Plasma claudin-3, but not D-lactate, was found to be a marker of IP in patients with liver diseases. Elevated plasma TNF-α in such patients was likely to have injured the intestinal barrier, leading to IETM, especially in end-stage LC.
研究肝硬化(LC)患者的肠源性内毒素血症(IETM)、肠道通透性(IP)及细胞因子活性。
招募29例慢性乙型肝炎(CHB)患者、28例代偿期LC患者、33例失代偿期LC患者、24例自发性细菌性腹膜炎(SBP)患者、26例慢加急性肝衰竭(ACLF)患者以及24例合并肝细胞癌(HCC)的失代偿期LC患者。纳入31名健康人作为对照组。检测血浆肿瘤坏死因子(TNF)-α、干扰素(IFN)-γ、D-乳酸、内毒素及紧密连接蛋白3水平。采用Pearson相关性检验和方差分析比较数据,P < 0.05为差异有统计学意义。

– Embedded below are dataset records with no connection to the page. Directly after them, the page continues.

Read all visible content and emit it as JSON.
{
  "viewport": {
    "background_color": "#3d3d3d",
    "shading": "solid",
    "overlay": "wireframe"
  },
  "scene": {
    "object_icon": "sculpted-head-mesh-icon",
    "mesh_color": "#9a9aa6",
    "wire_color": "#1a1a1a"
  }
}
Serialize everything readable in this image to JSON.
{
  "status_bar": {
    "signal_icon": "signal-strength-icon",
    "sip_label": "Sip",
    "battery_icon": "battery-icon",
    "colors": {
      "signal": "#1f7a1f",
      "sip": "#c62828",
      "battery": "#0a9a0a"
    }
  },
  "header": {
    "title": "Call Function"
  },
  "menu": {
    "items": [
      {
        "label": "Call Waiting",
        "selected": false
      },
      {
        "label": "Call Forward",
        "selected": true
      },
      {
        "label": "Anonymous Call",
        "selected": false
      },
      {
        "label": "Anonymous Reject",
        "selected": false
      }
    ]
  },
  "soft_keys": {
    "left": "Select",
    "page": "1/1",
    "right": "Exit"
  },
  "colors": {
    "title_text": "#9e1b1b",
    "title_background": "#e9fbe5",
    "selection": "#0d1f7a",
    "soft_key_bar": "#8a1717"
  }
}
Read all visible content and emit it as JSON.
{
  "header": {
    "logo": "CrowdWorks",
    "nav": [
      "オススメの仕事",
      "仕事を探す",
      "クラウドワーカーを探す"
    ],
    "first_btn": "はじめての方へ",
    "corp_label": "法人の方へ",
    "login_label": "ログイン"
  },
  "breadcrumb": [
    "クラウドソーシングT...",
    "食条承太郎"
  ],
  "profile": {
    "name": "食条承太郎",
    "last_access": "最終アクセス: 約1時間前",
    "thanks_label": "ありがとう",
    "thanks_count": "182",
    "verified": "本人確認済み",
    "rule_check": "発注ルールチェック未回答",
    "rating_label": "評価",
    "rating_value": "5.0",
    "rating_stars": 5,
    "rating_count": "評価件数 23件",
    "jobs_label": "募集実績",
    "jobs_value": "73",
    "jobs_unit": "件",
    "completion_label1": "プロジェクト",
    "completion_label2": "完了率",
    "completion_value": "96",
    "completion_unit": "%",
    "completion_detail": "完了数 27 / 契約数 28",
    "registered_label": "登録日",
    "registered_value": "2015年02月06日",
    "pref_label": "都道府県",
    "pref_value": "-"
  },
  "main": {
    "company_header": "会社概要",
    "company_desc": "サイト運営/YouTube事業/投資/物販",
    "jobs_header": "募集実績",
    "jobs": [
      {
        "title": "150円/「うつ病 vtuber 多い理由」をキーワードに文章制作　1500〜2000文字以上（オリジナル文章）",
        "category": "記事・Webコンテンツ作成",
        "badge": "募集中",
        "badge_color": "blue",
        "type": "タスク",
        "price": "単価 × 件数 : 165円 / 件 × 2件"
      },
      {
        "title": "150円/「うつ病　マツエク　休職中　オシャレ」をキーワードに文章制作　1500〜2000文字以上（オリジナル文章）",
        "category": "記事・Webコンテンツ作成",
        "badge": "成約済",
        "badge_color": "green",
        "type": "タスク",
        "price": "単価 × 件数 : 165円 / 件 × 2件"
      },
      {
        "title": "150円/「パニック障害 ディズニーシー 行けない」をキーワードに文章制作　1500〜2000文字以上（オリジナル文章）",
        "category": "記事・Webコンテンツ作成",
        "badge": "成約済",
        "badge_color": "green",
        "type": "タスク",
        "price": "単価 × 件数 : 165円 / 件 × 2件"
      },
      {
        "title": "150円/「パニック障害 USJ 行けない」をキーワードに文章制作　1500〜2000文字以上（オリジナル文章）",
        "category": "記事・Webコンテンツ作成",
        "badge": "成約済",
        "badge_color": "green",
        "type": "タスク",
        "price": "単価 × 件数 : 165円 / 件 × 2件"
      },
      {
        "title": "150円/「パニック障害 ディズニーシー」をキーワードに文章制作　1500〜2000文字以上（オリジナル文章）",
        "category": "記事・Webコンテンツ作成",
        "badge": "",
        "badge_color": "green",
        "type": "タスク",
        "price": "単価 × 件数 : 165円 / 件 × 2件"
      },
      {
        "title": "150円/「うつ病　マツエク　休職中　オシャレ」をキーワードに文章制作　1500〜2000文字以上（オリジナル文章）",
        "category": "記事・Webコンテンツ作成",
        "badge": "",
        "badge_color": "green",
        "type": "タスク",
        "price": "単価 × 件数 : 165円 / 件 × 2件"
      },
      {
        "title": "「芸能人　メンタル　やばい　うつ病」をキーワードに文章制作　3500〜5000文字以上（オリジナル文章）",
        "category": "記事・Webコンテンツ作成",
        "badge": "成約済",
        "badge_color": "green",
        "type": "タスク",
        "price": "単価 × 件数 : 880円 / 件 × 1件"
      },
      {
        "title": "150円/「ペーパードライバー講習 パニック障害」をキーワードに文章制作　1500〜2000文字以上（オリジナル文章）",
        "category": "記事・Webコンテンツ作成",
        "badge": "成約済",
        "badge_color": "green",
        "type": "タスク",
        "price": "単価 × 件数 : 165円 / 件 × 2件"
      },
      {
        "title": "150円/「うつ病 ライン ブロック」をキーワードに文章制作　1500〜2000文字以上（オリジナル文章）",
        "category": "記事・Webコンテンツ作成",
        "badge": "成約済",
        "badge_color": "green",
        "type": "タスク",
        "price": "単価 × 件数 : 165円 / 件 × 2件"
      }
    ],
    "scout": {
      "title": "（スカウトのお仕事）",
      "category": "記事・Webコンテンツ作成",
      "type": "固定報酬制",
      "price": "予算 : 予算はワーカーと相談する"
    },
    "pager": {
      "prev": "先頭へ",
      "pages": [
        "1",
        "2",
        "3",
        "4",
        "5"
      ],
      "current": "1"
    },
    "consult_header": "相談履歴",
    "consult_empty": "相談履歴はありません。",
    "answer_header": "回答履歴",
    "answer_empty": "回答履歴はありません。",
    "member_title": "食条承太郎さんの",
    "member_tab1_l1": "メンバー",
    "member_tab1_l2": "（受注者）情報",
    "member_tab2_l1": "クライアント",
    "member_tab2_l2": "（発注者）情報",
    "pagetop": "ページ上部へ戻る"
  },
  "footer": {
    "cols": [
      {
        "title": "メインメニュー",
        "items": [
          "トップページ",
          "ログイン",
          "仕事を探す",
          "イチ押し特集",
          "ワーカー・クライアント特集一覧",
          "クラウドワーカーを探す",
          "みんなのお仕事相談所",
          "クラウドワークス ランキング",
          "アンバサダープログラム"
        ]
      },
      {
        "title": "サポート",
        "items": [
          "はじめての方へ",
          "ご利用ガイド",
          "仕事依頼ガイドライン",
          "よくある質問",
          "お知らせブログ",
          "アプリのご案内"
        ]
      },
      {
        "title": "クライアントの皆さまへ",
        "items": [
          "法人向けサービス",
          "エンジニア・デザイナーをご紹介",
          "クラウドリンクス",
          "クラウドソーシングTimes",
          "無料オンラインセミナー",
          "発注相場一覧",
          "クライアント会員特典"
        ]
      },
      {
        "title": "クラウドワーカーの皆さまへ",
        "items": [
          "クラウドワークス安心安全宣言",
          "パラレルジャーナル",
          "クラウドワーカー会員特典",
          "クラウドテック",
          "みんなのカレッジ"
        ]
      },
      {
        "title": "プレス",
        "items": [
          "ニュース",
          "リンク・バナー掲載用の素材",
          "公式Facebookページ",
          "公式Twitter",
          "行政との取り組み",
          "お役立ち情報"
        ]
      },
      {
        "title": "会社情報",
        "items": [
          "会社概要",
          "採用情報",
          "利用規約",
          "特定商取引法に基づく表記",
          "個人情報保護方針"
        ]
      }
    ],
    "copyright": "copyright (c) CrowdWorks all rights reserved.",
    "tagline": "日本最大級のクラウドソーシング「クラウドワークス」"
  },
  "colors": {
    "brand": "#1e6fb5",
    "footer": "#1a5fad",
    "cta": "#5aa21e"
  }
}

与对照组相比,所有肝病患者血浆中的TNF-α、紧密连接蛋白3及内毒素水平均显著升高(P < 0.05),尤其是失代偿期LC、SBP、ACLF或HCC患者(P < 0.01)。HCC患者的IFN-γ显著高于其他肝病患者(P < 0.01)。除SBP外,所有肝病患者的血浆D-乳酸均显著降低(P < 0.01)。TNF-α、内毒素及紧密连接蛋白3水平呈正相关(P < 0.01),但IFN-γ与内毒素或紧密连接蛋白3的相关性不显著。血浆D-乳酸水平与TNF-α、内毒素或紧密连接蛋白3水平均无显著相关性。
发现血浆紧密连接蛋白3而非D-乳酸是肝病患者IP的标志物。此类患者血浆TNF-α升高可能损伤肠道屏障,导致IETM,尤其是在终末期LC患者中。